Bahkan jika siswa tetap menghadiri kelas selama gelombang panas, pendidikan mereka kemungkinan besar akan terganggu. Suhu tinggi memperlambat fungsi kognitif otak, sehingga menurunkan kemampuan siswa untuk menyimpan dan memproses informasi.
Sebuah penelitian pada 2020 menemukan bahwa siswa sekolah menengah di AS mendapatkan hasil yang lebih buruk pada tes standar jika mereka terkena suhu yang lebih tinggi pada tahun menjelang ujian.
Penelitian yang dipublikasikan di American Economic Journal ini menemukan bahwa tahun ajaran yang lebih panas 0,55 derajat Celcius, mengurangi hasil belajar siswa pada tahun tersebut sebesar 1 persen. Sebagian besar dampak tersebut hilang di sekolah-sekolah yang memiliki pendingin ruangan, demikian menurut salah satu penulis penelitian Josh Goodman, seorang ekonom di Boston University.
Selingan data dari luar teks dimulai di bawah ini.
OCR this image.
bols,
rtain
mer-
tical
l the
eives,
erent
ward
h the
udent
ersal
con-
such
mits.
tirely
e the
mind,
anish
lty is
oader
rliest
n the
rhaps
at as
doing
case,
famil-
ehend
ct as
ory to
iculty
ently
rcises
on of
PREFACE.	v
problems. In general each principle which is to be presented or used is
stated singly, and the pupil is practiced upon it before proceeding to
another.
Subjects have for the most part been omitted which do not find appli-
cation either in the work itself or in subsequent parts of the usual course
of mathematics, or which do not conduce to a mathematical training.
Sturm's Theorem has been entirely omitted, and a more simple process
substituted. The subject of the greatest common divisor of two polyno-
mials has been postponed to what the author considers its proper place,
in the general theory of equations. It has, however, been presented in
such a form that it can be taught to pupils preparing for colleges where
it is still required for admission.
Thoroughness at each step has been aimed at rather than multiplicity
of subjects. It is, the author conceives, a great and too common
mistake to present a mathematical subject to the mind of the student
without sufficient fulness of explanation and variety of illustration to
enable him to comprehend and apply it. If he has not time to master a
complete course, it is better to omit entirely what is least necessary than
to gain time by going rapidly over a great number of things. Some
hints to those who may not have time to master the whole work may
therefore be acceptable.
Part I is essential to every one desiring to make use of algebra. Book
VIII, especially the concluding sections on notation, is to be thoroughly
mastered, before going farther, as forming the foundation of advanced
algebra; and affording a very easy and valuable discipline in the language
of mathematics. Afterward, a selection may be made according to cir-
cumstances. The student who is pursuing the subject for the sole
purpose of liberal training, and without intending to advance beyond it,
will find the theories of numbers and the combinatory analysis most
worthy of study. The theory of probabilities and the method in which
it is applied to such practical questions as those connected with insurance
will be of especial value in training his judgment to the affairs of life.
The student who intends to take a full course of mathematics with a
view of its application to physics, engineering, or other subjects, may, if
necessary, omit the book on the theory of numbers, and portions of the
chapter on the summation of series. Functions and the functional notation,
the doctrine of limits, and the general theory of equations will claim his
Penelitian lain menunjukkan bahwa suhu panas yang berlebihan di daerah tropis juga dapat berdampak pada pendidikan anak bahkan sebelum lahir. Anak-anak di Asia Tenggara yang terpapar suhu yang lebih tinggi dari rata-rata sejak dalam kandungan dan di awal kehidupan akan mendapatkan lebih sedikit waktu bersekolah di kemudian hari, demikian hasil penelitian yang dipublikasikan di Proceedings of the National Academy of Sciences pada tahun 2019.